Among his fondest memories his school years at ASD, Heath says, are playing baseball and soccer at school. Today, the Heaths’ two oldest children both play baseball for ASD like their dad did, but where Heath remembers smaller dirt fields on the old Jumeirah campus, ASD’s fields are state of the art, with a backdrop of the city and the Burj Khalifa. He and Kristi loves getting a hot dog or a burger, watching games there on the weekends, and taking in the views.
And while the family is constantly on the move with their children’s activities and their commitments to the ASD community, it’s still possible to go camping in much the same way Heath’s family did 40 years ago. “I’ve camped in a lot of different places but I find the desert just calming and peaceful. Every year, it gets pushed a little further away from the city, but there are still places within 45 minutes. We’re just so busy, life is ‘go, go, go,’ and it’s nice to get out in the desert when the wind dies down and it’s just silent and have nothing to do but tend to a fire.”
His family left when Heath was still in elementary school, but his father continued to work for the government of Dubai, and parents moved back in the late ‘90s, his older sister in 2000, and his youngest sister moved back and graduated from ASD in 2003.

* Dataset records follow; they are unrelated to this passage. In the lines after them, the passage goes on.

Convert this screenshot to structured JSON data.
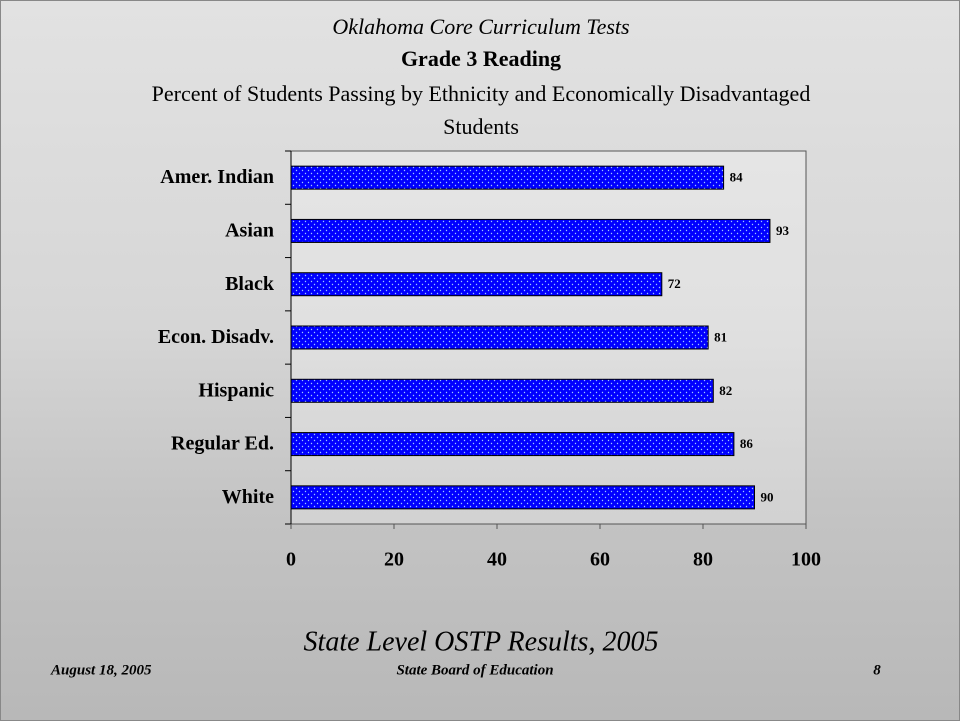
{
  "chart_data": {
    "type": "barh",
    "supertitle": "Oklahoma Core Curriculum Tests",
    "title": "Grade 3 Reading",
    "subtitle": "Percent of Students Passing by Ethnicity and Economically Disadvantaged Students",
    "categories": [
      "Amer. Indian",
      "Asian",
      "Black",
      "Econ. Disadv.",
      "Hispanic",
      "Regular Ed.",
      "White"
    ],
    "values": [
      84,
      93,
      72,
      81,
      82,
      86,
      90
    ],
    "color": "#0000ff",
    "xlim": [
      0,
      100
    ],
    "xticks": [
      0,
      20,
      40,
      60,
      80,
      100
    ]
  },
  "footer": {
    "caption": "State Level OSTP Results, 2005",
    "date": "August 18, 2005",
    "organization": "State Board of Education",
    "page": 8
  }
}
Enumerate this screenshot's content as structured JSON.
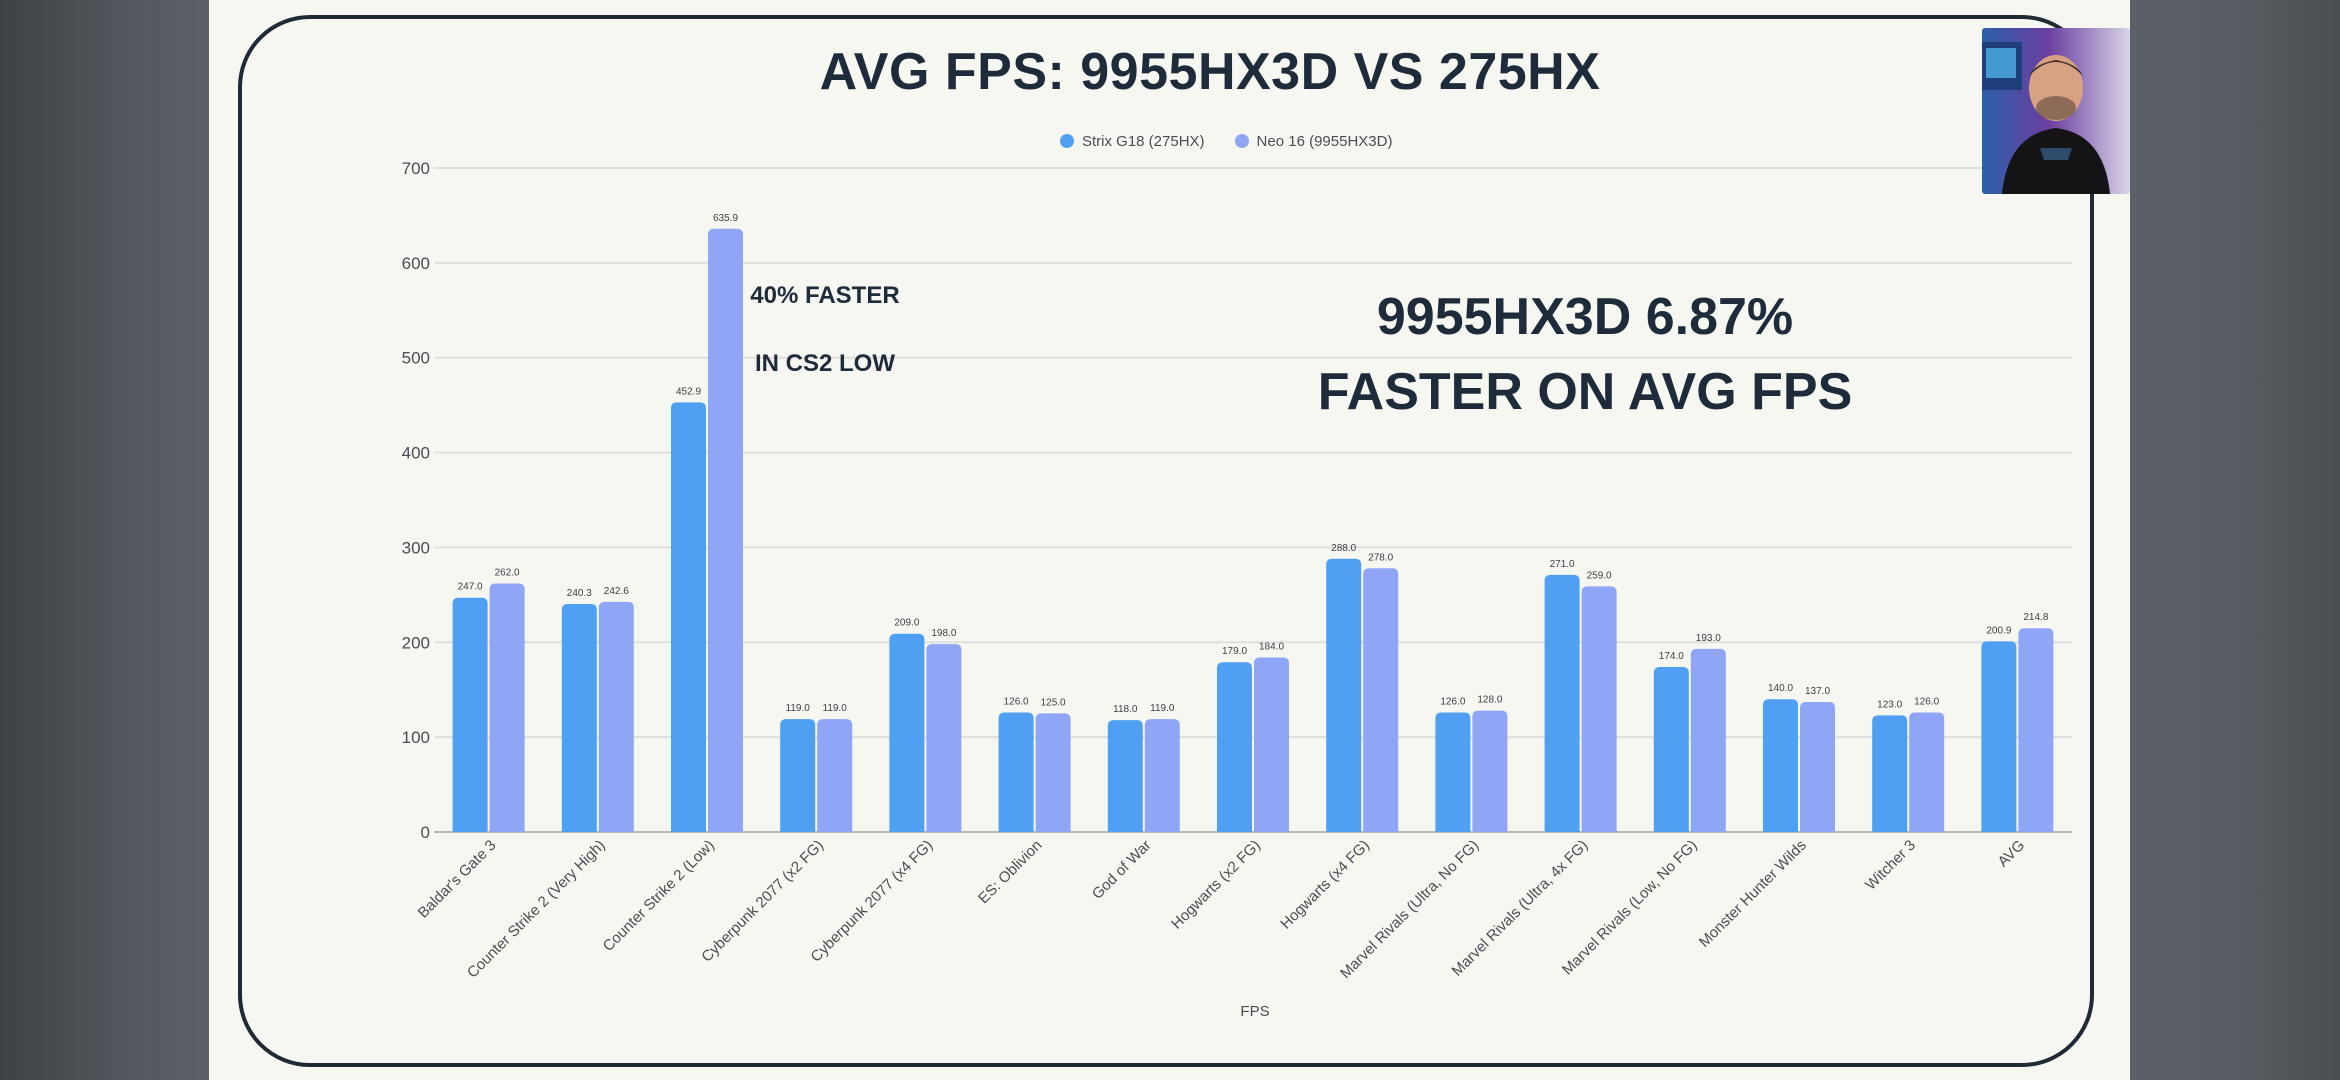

“In 2001, I wanted to live overseas, get some international experience,” he recalls. “I came back to Dubai thinking I’d stay for maybe two years, no more than five, and after that, I’d move on, travel and see the world.” At that time, Dubai was changing and growing in ways the city could never have imagined: The Palm Islands, the Jumeirah Beach Residence neighborhood and other huge developments were all being announced, one after the next. “I think at that stage in my life, that kind of change was — and it still is — very exciting. I kept telling myself that if I was going to leave, I’d wait until at least the first Palm Island was finished. Then I wanted to see the Burj Khalifa finished. It was all those things, and it was just never-ending,” Heath says. His stay kept growing longer.
“I had a lot of friends, I had family here, then I met my wife, our three kids were all born here. The roots just keep getting deeper and deeper.”
In a past Dubai, Heath remembers the population being more transient, with expats passing through on contracts, people coming and going after just a couple years, as his family first did. Now, he says, families are staying for longer, making Dubai home. “Our friends are also having kids, settling in,” he says.
Part of the draw, he says, is the social fabric for expat families in Dubai. “We always say that living overseas, your friends become your family. We made such good, close friends in the first five years we lived here — people we’re still friends with today,” he says. While the city has changed, and the school is on a different, newer, and bigger campus than when Heath and his siblings were students. Forty years later, that close-knit community is still a central characteristic of ASD. “The community really spent a lot of time together at ASD. And we still do.”